Friday, November 12, 2010

Be a Fan

Remember that movie Almost Famous? The one that made you think you were born 30 years too late to have any real chance at ever being cool? Who was your favourite character? The pimply kid who was given an opportunity to write for Rolling Stone magazine? The roguish rock star? No. You wanted to be Penny Lane didn't you? Of course you did. She was fucking awesome. She was also a hell of an adventurer. Not because she had any real ambition or thirst for experience, but those Band Aids saw most of America simply following a fad around. The reasoning might not be great, but in practice its a damn good way to see some stuff.

Last summer my friend Lili decided to follow Kila to Tory Island. Now at the time I couldn't have given a toss about Kila, I just thought "wa-hey camping trip!" Nobody wants to hear me go on about Tory Island again (best weekend of my life blah blah blah) but if Lili hadn't been a Kila fan, and I a willing accomplice, I'd never have seen this...

Or this.


Last night I saw Wiggle play in Monroes. They're not the kind of band we would go see very often, usually opting instead for singer-songwriters in skinny jeans in the Roisin Dubh but ever since I first saw Wiggle in the Spiegeltent in Cork in 2005 I've been hooked. They are just so bloody infectious! You can't not wiggle at Wiggle. So what was so special about last night that it qualifies as an adventure? It was just... different. Wiggle's Band Aids are the lost children of West Cork hippies, and they dance barefoot in that distinctive hippy fashion; you know where they adopt a haka-like stance and slowly lift one naked little ankle-bracelet adorned foot, placing it gently back on the ground and then the other while their hands, grasped prayer like do elaborate figures of eight in the air in front of them, their lithe vegan bodies following their hands, like divers practicing on dry land, all in time to the less prevalent beats of the music so that when you look at the while crowd dancing like this it seems as though they are trying to slow the music with the force of their minds. They were awesome, I loved them.

A few friends were talking recently about the people who move to Galway (specifically from Dublin) because they think living in Galway secures their status as free spirits. Owen tried to argue that it wasn't unique to Dublin. "Put it this way" he said, "there are 14 million people in Spain, yet all the hippies are here."

Thursday, November 11, 2010

Public Lectures: Adventuring while sitting down, learning.

Have you ever attended a lecture?

Not your own lectures for courses you're enrolled in. You're supposed to go to those, dumbass. I mean a public lecture hosted by an institution, academic or otherwise. Like these, or these, or any of thesethese, these, and these.
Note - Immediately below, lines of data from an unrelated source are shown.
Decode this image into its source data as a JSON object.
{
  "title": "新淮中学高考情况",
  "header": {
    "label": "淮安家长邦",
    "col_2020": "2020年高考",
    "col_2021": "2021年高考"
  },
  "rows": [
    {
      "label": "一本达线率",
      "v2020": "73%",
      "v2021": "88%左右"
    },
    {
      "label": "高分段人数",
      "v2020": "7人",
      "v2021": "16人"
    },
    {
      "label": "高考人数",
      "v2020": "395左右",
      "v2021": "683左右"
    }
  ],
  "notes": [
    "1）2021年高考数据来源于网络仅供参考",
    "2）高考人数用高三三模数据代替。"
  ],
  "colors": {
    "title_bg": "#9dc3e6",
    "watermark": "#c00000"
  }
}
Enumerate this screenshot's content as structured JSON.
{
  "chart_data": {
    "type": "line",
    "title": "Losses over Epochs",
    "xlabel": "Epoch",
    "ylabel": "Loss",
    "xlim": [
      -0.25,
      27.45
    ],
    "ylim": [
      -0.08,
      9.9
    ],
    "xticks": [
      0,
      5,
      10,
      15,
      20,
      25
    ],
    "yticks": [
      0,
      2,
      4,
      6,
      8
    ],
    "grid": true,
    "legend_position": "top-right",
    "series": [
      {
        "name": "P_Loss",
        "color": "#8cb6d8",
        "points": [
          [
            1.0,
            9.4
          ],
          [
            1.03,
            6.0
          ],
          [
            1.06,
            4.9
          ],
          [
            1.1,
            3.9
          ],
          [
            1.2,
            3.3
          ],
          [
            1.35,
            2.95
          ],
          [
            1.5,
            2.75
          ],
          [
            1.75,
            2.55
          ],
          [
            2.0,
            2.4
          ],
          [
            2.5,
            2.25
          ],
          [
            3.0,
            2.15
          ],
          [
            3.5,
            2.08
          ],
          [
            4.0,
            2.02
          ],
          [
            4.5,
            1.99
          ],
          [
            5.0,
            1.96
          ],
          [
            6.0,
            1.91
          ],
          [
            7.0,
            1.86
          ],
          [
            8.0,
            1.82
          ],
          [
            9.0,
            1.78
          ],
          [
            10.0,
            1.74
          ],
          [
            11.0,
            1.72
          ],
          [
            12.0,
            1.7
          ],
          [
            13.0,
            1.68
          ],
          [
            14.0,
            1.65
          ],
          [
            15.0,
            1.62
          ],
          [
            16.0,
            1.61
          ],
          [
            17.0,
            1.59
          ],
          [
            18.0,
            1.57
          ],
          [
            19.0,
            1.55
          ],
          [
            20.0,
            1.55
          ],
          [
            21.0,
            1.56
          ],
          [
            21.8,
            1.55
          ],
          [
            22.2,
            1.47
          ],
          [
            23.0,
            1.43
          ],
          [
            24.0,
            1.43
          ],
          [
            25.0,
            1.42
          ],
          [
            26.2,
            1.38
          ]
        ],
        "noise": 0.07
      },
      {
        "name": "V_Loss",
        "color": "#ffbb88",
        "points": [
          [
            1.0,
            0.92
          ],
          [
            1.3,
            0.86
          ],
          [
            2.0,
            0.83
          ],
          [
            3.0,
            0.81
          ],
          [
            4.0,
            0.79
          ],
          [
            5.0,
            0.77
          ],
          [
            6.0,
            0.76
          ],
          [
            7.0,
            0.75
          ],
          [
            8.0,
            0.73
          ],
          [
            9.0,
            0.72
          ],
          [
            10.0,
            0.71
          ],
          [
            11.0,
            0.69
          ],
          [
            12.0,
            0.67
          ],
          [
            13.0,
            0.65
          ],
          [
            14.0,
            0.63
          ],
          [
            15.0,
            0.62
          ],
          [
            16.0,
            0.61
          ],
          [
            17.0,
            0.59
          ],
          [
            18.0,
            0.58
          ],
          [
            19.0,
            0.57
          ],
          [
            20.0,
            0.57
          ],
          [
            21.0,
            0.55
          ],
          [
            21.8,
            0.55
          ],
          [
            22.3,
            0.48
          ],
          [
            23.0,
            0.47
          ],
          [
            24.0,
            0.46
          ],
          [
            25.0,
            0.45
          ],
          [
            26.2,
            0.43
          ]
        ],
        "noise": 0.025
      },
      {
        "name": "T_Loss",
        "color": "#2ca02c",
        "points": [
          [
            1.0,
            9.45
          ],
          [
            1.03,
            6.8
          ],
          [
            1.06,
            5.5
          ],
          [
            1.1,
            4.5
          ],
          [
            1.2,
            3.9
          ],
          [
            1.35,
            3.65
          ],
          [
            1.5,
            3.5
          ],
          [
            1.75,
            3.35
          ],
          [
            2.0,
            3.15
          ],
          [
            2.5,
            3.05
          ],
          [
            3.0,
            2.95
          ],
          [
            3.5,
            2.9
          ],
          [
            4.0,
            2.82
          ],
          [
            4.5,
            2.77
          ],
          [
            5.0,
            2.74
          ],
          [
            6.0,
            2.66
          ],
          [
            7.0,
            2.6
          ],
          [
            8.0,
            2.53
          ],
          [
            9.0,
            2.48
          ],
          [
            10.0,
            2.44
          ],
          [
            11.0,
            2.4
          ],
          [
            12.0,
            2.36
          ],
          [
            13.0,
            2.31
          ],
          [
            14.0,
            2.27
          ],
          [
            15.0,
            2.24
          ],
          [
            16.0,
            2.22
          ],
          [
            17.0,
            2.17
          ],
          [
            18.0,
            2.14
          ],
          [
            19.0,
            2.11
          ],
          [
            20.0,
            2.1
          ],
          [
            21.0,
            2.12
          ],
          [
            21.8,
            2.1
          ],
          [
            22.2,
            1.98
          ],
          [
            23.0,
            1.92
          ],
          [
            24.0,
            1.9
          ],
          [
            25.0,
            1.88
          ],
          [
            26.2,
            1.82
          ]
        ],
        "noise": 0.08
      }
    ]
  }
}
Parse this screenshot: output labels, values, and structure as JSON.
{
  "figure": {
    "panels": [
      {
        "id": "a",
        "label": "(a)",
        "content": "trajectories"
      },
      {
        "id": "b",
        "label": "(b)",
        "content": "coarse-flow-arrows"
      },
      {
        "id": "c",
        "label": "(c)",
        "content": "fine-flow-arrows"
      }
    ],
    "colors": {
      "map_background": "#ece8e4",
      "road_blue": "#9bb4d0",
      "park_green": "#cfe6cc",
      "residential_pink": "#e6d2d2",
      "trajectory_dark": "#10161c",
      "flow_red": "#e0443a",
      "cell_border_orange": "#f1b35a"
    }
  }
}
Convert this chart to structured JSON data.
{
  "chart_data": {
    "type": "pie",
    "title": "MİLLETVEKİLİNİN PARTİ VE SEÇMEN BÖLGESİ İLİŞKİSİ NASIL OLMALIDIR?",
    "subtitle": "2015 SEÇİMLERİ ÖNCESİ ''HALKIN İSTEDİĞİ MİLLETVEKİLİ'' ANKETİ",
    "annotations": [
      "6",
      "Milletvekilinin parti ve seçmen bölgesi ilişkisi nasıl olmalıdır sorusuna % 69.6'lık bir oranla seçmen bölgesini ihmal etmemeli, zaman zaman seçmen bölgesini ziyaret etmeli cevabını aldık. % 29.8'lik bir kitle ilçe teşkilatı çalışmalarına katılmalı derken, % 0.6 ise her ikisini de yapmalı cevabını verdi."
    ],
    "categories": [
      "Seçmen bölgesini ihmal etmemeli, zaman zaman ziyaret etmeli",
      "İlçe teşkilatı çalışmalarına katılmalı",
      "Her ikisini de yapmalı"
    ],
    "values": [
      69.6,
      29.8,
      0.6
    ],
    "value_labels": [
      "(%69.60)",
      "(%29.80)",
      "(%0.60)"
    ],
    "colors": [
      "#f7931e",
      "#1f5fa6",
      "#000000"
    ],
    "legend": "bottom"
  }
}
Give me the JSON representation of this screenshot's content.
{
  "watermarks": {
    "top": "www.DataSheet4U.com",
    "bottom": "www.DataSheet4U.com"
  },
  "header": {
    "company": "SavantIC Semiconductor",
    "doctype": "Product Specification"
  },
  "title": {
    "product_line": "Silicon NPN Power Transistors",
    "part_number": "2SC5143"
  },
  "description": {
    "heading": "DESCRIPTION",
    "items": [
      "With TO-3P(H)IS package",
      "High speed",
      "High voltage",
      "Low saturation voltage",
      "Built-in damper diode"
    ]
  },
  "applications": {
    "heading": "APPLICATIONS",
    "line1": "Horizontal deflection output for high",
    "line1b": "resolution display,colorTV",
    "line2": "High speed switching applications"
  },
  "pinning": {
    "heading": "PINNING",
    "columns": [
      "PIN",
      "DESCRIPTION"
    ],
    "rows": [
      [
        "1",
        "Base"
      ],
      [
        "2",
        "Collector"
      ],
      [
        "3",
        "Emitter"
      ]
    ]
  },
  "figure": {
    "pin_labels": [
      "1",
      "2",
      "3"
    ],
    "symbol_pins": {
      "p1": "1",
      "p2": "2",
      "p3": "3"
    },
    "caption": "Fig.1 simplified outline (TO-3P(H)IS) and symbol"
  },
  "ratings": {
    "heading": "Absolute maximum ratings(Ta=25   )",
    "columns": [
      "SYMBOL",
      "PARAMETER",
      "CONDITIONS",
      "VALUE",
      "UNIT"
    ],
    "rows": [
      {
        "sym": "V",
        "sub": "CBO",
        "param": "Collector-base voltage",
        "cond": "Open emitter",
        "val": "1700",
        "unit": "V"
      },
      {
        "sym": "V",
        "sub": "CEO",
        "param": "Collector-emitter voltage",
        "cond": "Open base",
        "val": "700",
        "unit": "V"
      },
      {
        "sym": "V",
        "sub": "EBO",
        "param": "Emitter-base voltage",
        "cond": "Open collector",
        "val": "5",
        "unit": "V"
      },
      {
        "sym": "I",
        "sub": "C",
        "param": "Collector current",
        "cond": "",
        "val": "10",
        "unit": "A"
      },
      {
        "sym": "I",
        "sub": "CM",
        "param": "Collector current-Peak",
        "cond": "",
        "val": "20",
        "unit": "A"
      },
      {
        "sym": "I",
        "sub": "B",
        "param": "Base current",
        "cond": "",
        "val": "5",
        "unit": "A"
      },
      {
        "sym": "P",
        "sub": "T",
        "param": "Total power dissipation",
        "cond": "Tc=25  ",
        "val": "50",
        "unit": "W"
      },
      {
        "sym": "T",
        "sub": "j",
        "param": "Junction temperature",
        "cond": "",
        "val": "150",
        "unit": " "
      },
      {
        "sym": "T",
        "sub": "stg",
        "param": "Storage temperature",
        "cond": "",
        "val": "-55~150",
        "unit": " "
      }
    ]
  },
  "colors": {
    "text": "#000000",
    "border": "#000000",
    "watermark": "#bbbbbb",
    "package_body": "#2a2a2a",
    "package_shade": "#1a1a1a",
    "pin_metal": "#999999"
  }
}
A composer with the most spectacularly bird-like hands named Robert Robertson (you couldn't make that up) presented a two part seminar entitled "Eisenstein and Synaesthesia" and "Eisenstein in the 21st Century" in the Huston Film School today.

Synesthesia as a concept has fascinated me for a long time now. The creative possibilities for interpretation are almost endless! Loosely defined, synesthesia is a confusion of the senses, so one would see music or hear a colour. Words become associated with visual representations of sounds, colours and images to the extent that it is difficult to reassociate the word with the intended meaning. As disabilities go it's bordering on super power. I mean how cool would that be?

Wednesday, November 3, 2010

Detours: Fort Hill Cemetery

I took my friend Arne Peters to Galway Bay Seafood's factory shop down on the docks for something fresh and stinky for dinner. I mean this fish is FRESH! As far as I can tell the boats pull up to the back of the factory, some gets smoked and/or packaged nicely then sent to the shops, some heads out to the restaurants, and some comes straight through the factory still wriggling and is plonked on a bed of ice and sold then and there. We got two beautiful hake fillets and plan to eat them with sun-dried tomatoes and spinach. Oh, and seaweed. Arne insisted on the seaweed. I think he has glamourised seaweed insofar as seaweed can be glamourised. Arne currently thinks seaweed is posh. Even the dulisk, which my father used to eat by the bag when quitting smoking, did not deter Arne the Seaweed Glamour Puss. Dulisk tastes like the sea weed... on your tongue. Salty. Bad.